"Niemcy będą następne". Premier Izraela ostrzega

W wywiadzie dla niemieckiego dziennika "Bild" premier Izraela Benjamin Netanjahu ostrzega przed niebezpieczeństwem ze strony radykalnych islamistów. - Co byście zrobili, gdyby w Niemczech w ciągu jednego dnia zamordowano 10 tys. osób? - pyta retorycznie.

Benjamin Netanjahu
Benjamin Netanjahu
Źródło zdjęć: © East News | Abir Sultan
Paulina Ciesielska

W wywiadzie na wyłączność dla "Bilda" premier Izraela Benjamin Netanjahu podkreślił, że to nie koniec wojny z Hamasem - rozejm jest jedynie tymczasowy i porozumienie zostanie rozwiązane wraz z wymianą zakładników.

- Kiedy to się stanie, będziemy kontynuować walkę, ponieważ Hamas twierdzi, że powtórzy masakrę, której się na nas dopuścił - najgorszą zbrodnię na narodzie żydowskim od czasu Holokaustu. Mówią, że zrobią to jeszcze raz - powiedział premier Izraela. - Nie mamy więc innego wyboru, jak tylko zniszczyć Hamas - dodał.

"Niemcy będą następne"

- Jesteście następni, zrozumcie to. Niemcy, Europa. Hamas jest częścią osi terroru Iranu, Hezbollahu, Huti i innych. Ich celem jest wprowadzenie najpierw Bliskiego Wschodu, a potem świata w epokę barbarzyństwa, ciemnych wieków średniowiecza. Tego właśnie chcą. A jeśli ludzie jeszcze nie zdali sobie z tego sprawy, to jest na to najwyższy czas.

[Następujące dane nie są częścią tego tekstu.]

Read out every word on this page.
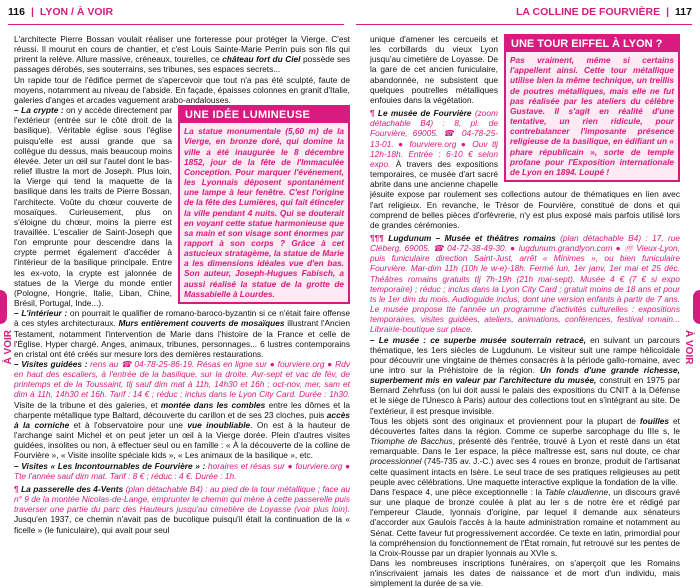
116 | LYON / À VOIR	LA COLLINE DE FOURVIÈRE | 117
À VOIR	À VOIR

L'architecte Pierre Bossan voulait réaliser une forteresse pour protéger la Vierge. C'est réussi. Il mourut en cours de chantier, et c'est Louis Sainte-Marie Perrin puis son fils qui prirent la relève. Allure massive, créneaux, tourelles, ce château fort du Ciel possède ses passages dérobés, ses souterrains, ses tribunes, ses espaces secrets...

Un rapide tour de l'édifice permet de s'apercevoir que tout n'a pas été sculpté, faute de moyens, notamment au niveau de l'abside. En façade, épaisses colonnes en granit d'Italie, galeries d'anges et arcades vaguement arabo-andalouses.

UNE IDÉE LUMINEUSE
La statue monumentale (5,60 m) de la Vierge, en bronze doré, qui domine la ville a été inaugurée le 8 décembre 1852, jour de la fête de l'Immaculée Conception. Pour marquer l'événement, les Lyonnais déposent spontanément une lampe à leur fenêtre. C'est l'origine de la fête des Lumières, qui fait étinceler la ville pendant 4 nuits. Qui se douterait en voyant cette statue harmonieuse que sa main et son visage sont énormes par rapport à son corps ? Grâce à cet astucieux stratagème, la statue de Marie a les dimensions idéales vue d'en bas. Son auteur, Joseph-Hugues Fabisch, a aussi réalisé la statue de la grotte de Massabielle à Lourdes.

– La crypte : on y accède directement par l'extérieur (entrée sur le côté droit de la basilique). Véritable église sous l'église puisqu'elle est aussi grande que sa collègue du dessus, mais beaucoup moins élevée. Jeter un œil sur l'autel dont le bas-relief illustre la mort de Joseph. Plus loin, la Vierge qui tend la maquette de la basilique dans les traits de Pierre Bossan, l'architecte. Voûte du chœur couverte de mosaïques. Curieusement, plus on s'éloigne du chœur, moins la pierre est travaillée. L'escalier de Saint-Joseph que l'on emprunte pour descendre dans la crypte permet également d'accéder à l'intérieur de la basilique principale. Entre les ex-voto, la crypte est jalonnée de statues de la Vierge du monde entier (Pologne, Hongrie, Italie, Liban, Chine, Brésil, Portugal, Inde...).

– L'intérieur : on pourrait le qualifier de romano-baroco-byzantin si ce n'était faire offense à ces styles architecturaux. Murs entièrement couverts de mosaïques illustrant l'Ancien Testament, notamment l'intervention de Marie dans l'histoire de la France et celle de l'Église. Hyper chargé. Anges, animaux, tribunes, personnages... 6 lustres contemporains en cristal ont été créés sur mesure lors des dernières restaurations.

– Visites guidées : rens au ☎ 04-78-25-86-19. Résas en ligne sur ● fourviere.org ● Rdv en haut des escaliers, à l'entrée de la basilique, sur la droite. Avr-sept et vac de fév, de printemps et de la Toussaint, tlj sauf dim mat à 11h, 14h30 et 16h ; oct-nov, mer, sam et dim à 11h, 14h30 et 16h. Tarif : 14 € ; réduc ; inclus dans le Lyon City Card. Durée : 1h30. Visite de la tribune et des galeries, et montée dans les combles entre les dômes et la charpente métallique type Baltard, découverte du carillon et de ses 23 cloches, puis accès à la corniche et à l'observatoire pour une vue inoubliable. On est à la hauteur de l'archange saint Michel et on peut jeter un œil à la Vierge dorée. Plein d'autres visites guidées, insolites ou non, à effectuer seul ou en famille : « À la découverte de la colline de Fourvière », « Visite insolite spéciale kids », « Les animaux de la basilique », etc.

– Visites « Les Incontournables de Fourvière » : horaires et résas sur ● fourviere.org ● Tte l'année sauf dim mat. Tarif : 8 € ; réduc : 4 €. Durée : 1h.

¶ La passerelle des 4-Vents (plan détachable B4) : au pied de la tour métallique ; face au n° 9 de la montée Nicolas-de-Lange, emprunter le chemin qui mène à cette passerelle puis traverser une partie du parc des Hauteurs jusqu'au cimetière de Loyasse (voir plus loin). Jusqu'en 1937, ce chemin n'avait pas de bucolique puisqu'il était la continuation de la « ficelle » (le funiculaire), qui avait pour seul

UNE TOUR EIFFEL À LYON ?
Pas vraiment, même si certains l'appellent ainsi. Cette tour métallique utilise bien la même technique, un treillis de poutres métalliques, mais elle ne fut pas réalisée par les ateliers du célèbre Gustave. Il s'agit en réalité d'une tentative, un rien ridicule, pour contrebalancer l'imposante présence religieuse de la basilique, en édifiant un « phare républicain », sorte de temple profane pour l'Exposition internationale de Lyon en 1894. Loupé !

unique d'amener les cercueils et les corbillards du vieux Lyon jusqu'au cimetière de Loyasse. De la gare de cet ancien funiculaire, abandonnée, ne subsistent que quelques poutrelles métalliques enfouies dans la végétation.

¶ Le musée de Fourvière (zoom détachable B4) : 8, pl. de Fourvière, 69005. ☎ 04-78-25-13-01. ● fourviere.org ● Ouv tlj 12h-18h. Entrée : 6-10 € selon expo. À travers des expositions temporaires, ce musée d'art sacré abrite dans une ancienne chapelle jésuite expose par roulement ses collections autour de thématiques en lien avec l'art religieux. En revanche, le Trésor de Fourvière, constitué de dons et qui comprend de belles pièces d'orfèvrerie, n'y est plus exposé mais parfois utilisé lors de grandes cérémonies.

¶¶¶ Lugdunum – Musée et théâtres romains (plan détachable B4) : 17, rue Cléberg, 69005. ☎ 04-72-38-49-30. ● lugdunum.grandlyon.com ● ⓜ Vieux-Lyon, puis funiculaire direction Saint-Just, arrêt « Minimes », ou bien funiculaire Fourvière. Mar-dim 11h (10h le w-e)-18h. Fermé lun, 1er janv, 1er mai et 25 déc. Théâtres romains gratuits tlj 7h-19h (21h mai-sept). Musée 4 € (7 € si expo temporaire) ; réduc ; inclus dans la Lyon City Card ; gratuit moins de 18 ans et pour ts le 1er dim du mois. Audioguide inclus, dont une version enfants à partir de 7 ans. Le musée propose tte l'année un programme d'activités culturelles : expositions temporaires, visites guidées, ateliers, animations, conférences, festival romain... Librairie-boutique sur place.

– Le musée : ce superbe musée souterrain retracé, en suivant un parcours thématique, les 1ers siècles de Lugdunum. Le visiteur suit une rampe hélicoïdale pour découvrir une vingtaine de thèmes consacrés à la période gallo-romaine, avec une intro sur la Préhistoire de la région. Un fonds d'une grande richesse, superbement mis en valeur par l'architecture du musée, construit en 1975 par Bernard Zehrfuss (on lui doit aussi le palais des expositions du CNIT à la Défense et le siège de l'Unesco à Paris) autour des collections tout en s'intégrant au site. De l'extérieur, il est presque invisible.

Tous les objets sont des originaux et proviennent pour la plupart de fouilles et découvertes faites dans la région. Comme ce superbe sarcophage du IIIe s, le Triomphe de Bacchus, présenté dès l'entrée, trouvé à Lyon et resté dans un état remarquable. Dans le 1er espace, la pièce maîtresse est, sans nul doute, ce char processionnel (745-735 av. J.-C.) avec ses 4 roues en bronze, produit de l'artisanat celte quasiment intacts en Isère. Le seul trace de ses pratiques religieuses au petit peuple avec célébrations. Une maquette interactive explique la fondation de la ville.

Dans l'espace 4, une pièce exceptionnelle : la Table claudienne, un discours gravé sur une plaque de bronze coulée à plat au Ier s de notre ère et rédigé par l'empereur Claude, lyonnais d'origine, par lequel il demande aux sénateurs d'accorder aux Gaulois l'accès à la haute administration romaine et notamment au Sénat. Cette faveur fut progressivement accordée. Ce texte en latin, primordial pour la compréhension du fonctionnement de l'État romain, fut retrouvé sur les pentes de la Croix-Rousse par un drapier lyonnais au XVIe s.

Dans les nombreuses inscriptions funéraires, on s'aperçoit que les Romains n'inscrivaient jamais les dates de naissance et de mort d'un individu, mais simplement la durée de sa vie.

Oni nie odejdą, jeśli ich nie pokonamy - ostrzegł Netanjahu.

Dalsza część artykułu pod materiałem wideo

- Jeśli Bliski Wschód upadnie, następna będzie Europa, wy będziecie następni - grzmiał po raz kolejny premier Izraela w trakcie wywiadu dla niemieckiego dziennika. - Jesteśmy na pierwszej linii frontu naszej wspólnej wojny cywilizacyjnej z barbarzyńcami - mówił.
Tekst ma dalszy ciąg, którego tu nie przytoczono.